South Korea

Electrical Machinery & Apparatus

02-09-2020

S.Korea’s exports fall for 6th month but demand seen picking up

SK

South Korean exports fell for a sixth straight month in August, mainly due to fewer working days, but global demand is starting to pick up thanks to easing lockdown measures in key trading partners.

Outbound shipments tumbled 9.9% in August from a year earlier, government data showed, faster than July’s 7.1% fall but slower than an 11.5% decline tipped in a Reuters survey.

Excluding the calendar effect, per-day exports slid 3.8%, the smallest decline in seven months.

South Korea is the first major exporting economy to report monthly trade data, providing an early guide to the health of global shipments.


 
“Exports will continue to recover during the second half and turn positive next year,” said Chun Kyu-yeon, economist at Hana Financial Investment.

“Global demand are clearly showing recovery along with economic resumptions,” she added.


 
Per-day exports to China, South Korea’s biggest trading partner, rose 3.6% year-on-year, while those to the United States and the European Union also jumped 6.4% and 4.1%, respectively.

Exports to China, South Korea’s biggest trading partner, fell 3.0% from a year earlier, but rose 3.6% on a per working day basis. Per-day exports to the United States and the European Union also jumped 6.4% and 4.1%, respectively.

Overseas sales of semiconductors, the nation’s top exporting item, climbed 2.8%, while those of computers and home appliances surged 106.6% and 14.9%, respectively.

Imports dropped 16.3%, sharper than the previous month’s 11.6% and the forecast 15.2% fall, resulting in a $4.12 billion trade surplus.

Tuesday’s data comes as the country faces a second wave of coronavirus infections, recording a 19th straight day of triple-digit infections despite tighter social-distancing rules.

Many corporations, including tech giants Samsung Electronics , LG Electronics and SK Hynix , have expanded or reinstated work-from-home policies.

That may dampen the recovery momentum in the economy that already slipped into recession in the second quarter, despite some 277 trillion won ($233.40 billion) of stimulus.

The central bank last week sharply downgraded its economic projection, expecting gross domestic product to shrink 1.3% this year – the biggest fall in more than two decades.

“If the social distancing rules are raised to the (toughest) phase 3, leading to factory suspension or disruption in output, that could probably affect exports,” Chun said.

Economic stimulus

Measures imposed in South Korea to blunt a surge in coronavirus cases will hurt Asia’s fourth-biggest economy, the government warned on Tuesday, after unprecedented restrictions went into effect in Seoul and surrounding areas.

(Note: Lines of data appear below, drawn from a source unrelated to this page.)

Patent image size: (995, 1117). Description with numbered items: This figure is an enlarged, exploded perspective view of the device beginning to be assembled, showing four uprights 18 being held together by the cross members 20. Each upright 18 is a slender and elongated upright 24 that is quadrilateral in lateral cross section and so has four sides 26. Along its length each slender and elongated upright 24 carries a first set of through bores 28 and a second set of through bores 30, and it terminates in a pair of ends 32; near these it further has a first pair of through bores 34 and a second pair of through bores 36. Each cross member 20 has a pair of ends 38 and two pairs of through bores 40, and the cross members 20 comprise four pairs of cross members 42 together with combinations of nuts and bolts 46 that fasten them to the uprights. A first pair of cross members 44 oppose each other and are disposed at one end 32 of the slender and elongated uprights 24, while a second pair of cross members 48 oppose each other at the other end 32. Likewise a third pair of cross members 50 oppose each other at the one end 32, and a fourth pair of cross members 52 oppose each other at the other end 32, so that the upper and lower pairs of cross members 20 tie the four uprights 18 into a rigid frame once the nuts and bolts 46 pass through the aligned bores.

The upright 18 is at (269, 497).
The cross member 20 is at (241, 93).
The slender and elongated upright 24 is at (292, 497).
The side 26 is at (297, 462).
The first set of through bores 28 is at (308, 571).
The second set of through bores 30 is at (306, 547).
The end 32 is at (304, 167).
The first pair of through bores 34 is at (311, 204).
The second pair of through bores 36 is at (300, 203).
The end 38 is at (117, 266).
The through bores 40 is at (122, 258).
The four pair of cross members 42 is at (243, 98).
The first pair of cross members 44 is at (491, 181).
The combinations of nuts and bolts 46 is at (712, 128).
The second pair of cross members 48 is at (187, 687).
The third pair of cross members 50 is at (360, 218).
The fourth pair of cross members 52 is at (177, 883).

South Korea’s economy shrunk by a seasonally adjusted 3.2% in the April-June period from the previous quarter, revised central bank data showed, the sharpest contraction since the final quarter of 2008. South Korean exports fell for a sixth straight month in August.

The government unveiled plans to increase spending aggressively for the next few years and said it was prepared to boost policy support should the rate of infection worsen significantly.

“(Some) downturns are inevitable in the real economy due to the tightened preventive measures,” Vice Finance Minister Kim Yong-beam said at a policy meeting.

In an unprecedented move for South Korea, the government on Friday restricted the operation of restaurants, coffee shops and so-called cram schools in the greater Seoul area. Churches, nightclubs and most public schools had already been ordered to close.

The Korea Centers for Disease Control and Prevention reported 235 new coronavirus cases as of midnight Monday, bringing the country’s total to 20,182 cases and 324 deaths.

Daily cases have dropped slightly for five straight days, although they have remained in the low-hundreds for nearly three weeks as a second wave of infections sweeps through densely populated Seoul and spreads around the country.

To counter a slump in exports and the retail sector, the government said it planned to boost spending on welfare and jobs by 10.7%, and allocate 11.9% more on social infrastructure projects.

The central bank kept interest rates steady on Thursday, but sharply downgraded its 2020 growth outlook. The Bank of Korea said gross domestic product would likely shrink 1.3% in 2020 – the biggest contraction in more than two decades – from a previous forecast for a 0.2% decline. In the latest blow to economic activity, a minor league baseball pitcher tested positive for the coronavirus on Monday, casting doubt on the rest of the sport’s season, Yonhap news agency reported.